The city is calling. Can data centers compete?

By: Neil Winch

Like a two-month-old pup demanding devotion, our data needs are constant and evolving. 

Expectations for complete coverage and fast connections are long established. But emerging technologies, such as the fast-approaching needs of automation, data collection, reconciliation and deployment for productivity gains call for even greater access to data. Cities are, and will remain, engines for growth in this respect.

The metropolis is not dead. Always a glimmering light, cityscapes continue to pull people in with their spirit, opportunity and excitement. Despite employees working from home, cities remain as seductive as ever. While they may be seeing a short-term decline in growth, we shouldn’t bet against their future allure or relevance. They have seen their way through many previous crises, including pandemics and terror attacks. Human ambition, creativity, tenacity and a love of free trade will continue to draw talent to the bright lights of the city.

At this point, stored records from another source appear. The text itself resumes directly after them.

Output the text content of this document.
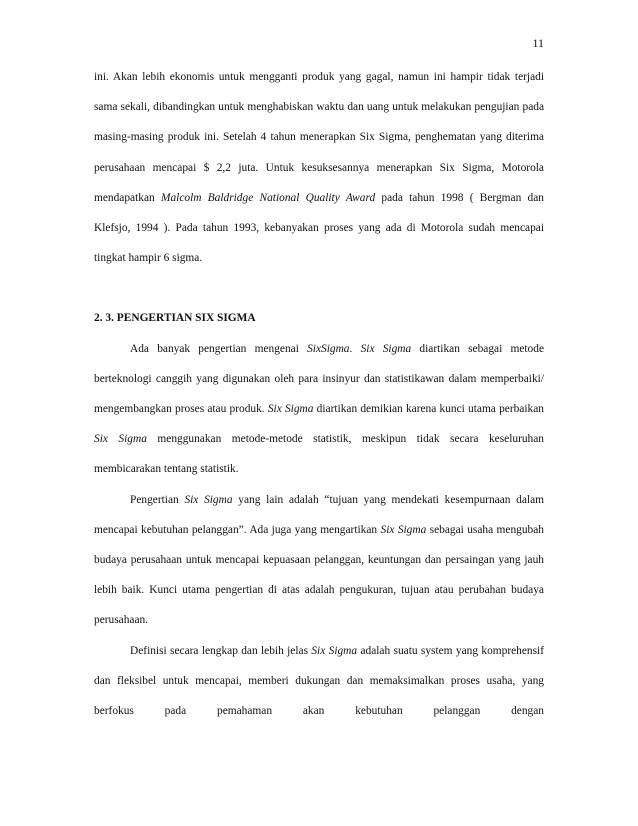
11

ini. Akan lebih ekonomis untuk mengganti produk yang gagal, namun ini hampir tidak terjadi sama sekali, dibandingkan untuk menghabiskan waktu dan uang untuk melakukan pengujian pada masing-masing produk ini. Setelah 4 tahun menerapkan Six Sigma, penghematan yang diterima perusahaan mencapai $ 2,2 juta. Untuk kesuksesannya menerapkan Six Sigma, Motorola mendapatkan Malcolm Baldridge National Quality Award pada tahun 1998 ( Bergman dan Klefsjo, 1994 ). Pada tahun 1993, kebanyakan proses yang ada di Motorola sudah mencapai tingkat hampir 6 sigma.

2. 3. PENGERTIAN SIX SIGMA

Ada banyak pengertian mengenai SixSigma. Six Sigma diartikan sebagai metode berteknologi canggih yang digunakan oleh para insinyur dan statistikawan dalam memperbaiki/ mengembangkan proses atau produk. Six Sigma diartikan demikian karena kunci utama perbaikan Six Sigma menggunakan metode-metode statistik, meskipun tidak secara keseluruhan membicarakan tentang statistik.

Pengertian Six Sigma yang lain adalah “tujuan yang mendekati kesempurnaan dalam mencapai kebutuhan pelanggan”. Ada juga yang mengartikan Six Sigma sebagai usaha mengubah budaya perusahaan untuk mencapai kepuasaan pelanggan, keuntungan dan persaingan yang jauh lebih baik. Kunci utama pengertian di atas adalah pengukuran, tujuan atau perubahan budaya perusahaan.

Definisi secara lengkap dan lebih jelas Six Sigma adalah suatu system yang komprehensif dan fleksibel untuk mencapai, memberi dukungan dan memaksimalkan proses usaha, yang berfokus pada pemahaman akan kebutuhan pelanggan dengan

And so, to meet the needs of our customers’ customers, we’re beginning to respond to demand for larger-scale data centers in increasingly urban locations. We can’t change the speed of light (the speed of the signal down a fibre cable) but we can find locations closer to the point of use, to fuel the technical potential ahead of us. 

The question is: can a data center compete where land is scarce, perceptions are clouded and regulation is stiff? Can they positively impact local urban environments and communities now and into the future? 

Tomorrow’s urban data centers
The short answer is yes. And the benefits are many. Investing in communities, people and places, data centers provide diverse employment, social and environmental opportunities. 

Let’s take employment. Many levels of skilled labour are required to build and sustain a data center. Which can attract and retain talent that would otherwise move away, boosting the economy and enhancing communities. In a previously deprived urban area, training opportunities lie within our build and operational model which further its role and appeal. 

Environmentally, data centers offer even more opportunities. While no one is pretending data centers don’t have an environmental impact, we can offset it. In the short-term, by stimulating investments in renewable energy markets, and in the medium-term by becoming a true net zero asset class doing the right thing for our environment. Considering biodiversity and setting very high targets here is also important.

But these opportunities are hampered by challenges. 

Owners / operators and developers as well as local authorities would be well served by viewing the value that data centers bring to communities as central to the development model. Local authorities have a long history of negotiating challenging terms with commercial and residential developers, and vice versa. Taking a different perspective on this, a circular economic perspective, where everyone works together to benefit each other, could yield new opportunities for all. 

Meeting the challenge
Developers must apply ethical building practices no matter where they build. Providing sustainable, socially and environmentally responsible spaces means customers can be confident their CSR commitments will be upheld as they move their products through data center assets. 

This needs a local, not colonial, approach. It’s a privilege to enter a new market and entrants need to be sure to listen to local authorities, understand requirements and find the highest, sensible level to which they can deliver standards. 

Where possible, Yondr seeks to exceed local standards and set a precedent the world over for ethical, positively-inclined builds that have lasting impact on the community.

We also hire locally. It’s both more practical and ethical to partner with people familiar with the local language and economy, than bring in outsiders unacquainted with the nuances of the terrain.

Misunderstandings have no doubt fuelled the perception that data centers aren’t public amenities nor part of an area’s core infrastructure. Data center developers need to raise awareness of their potential, and position builds for good. Enabling authorities to look more favourably on what’s soon to become (if not already) an essential public service. 

Our partnership approach
The future of data centers is unarguably urban. Micro data centers are inevitable. How we, as owners and operators develop is critical to our commercial and moral future. Partnerships, collaborations, transparency and an environmental responsibility will provide us with the sustainable future that we seek. Data centers can comfortably compete, succeed and enhance cityscapes. To get there, we’ll be continuing to ensure that we deliver facilities that exceed the expectations of today’s local authorities and tomorrow’s generation.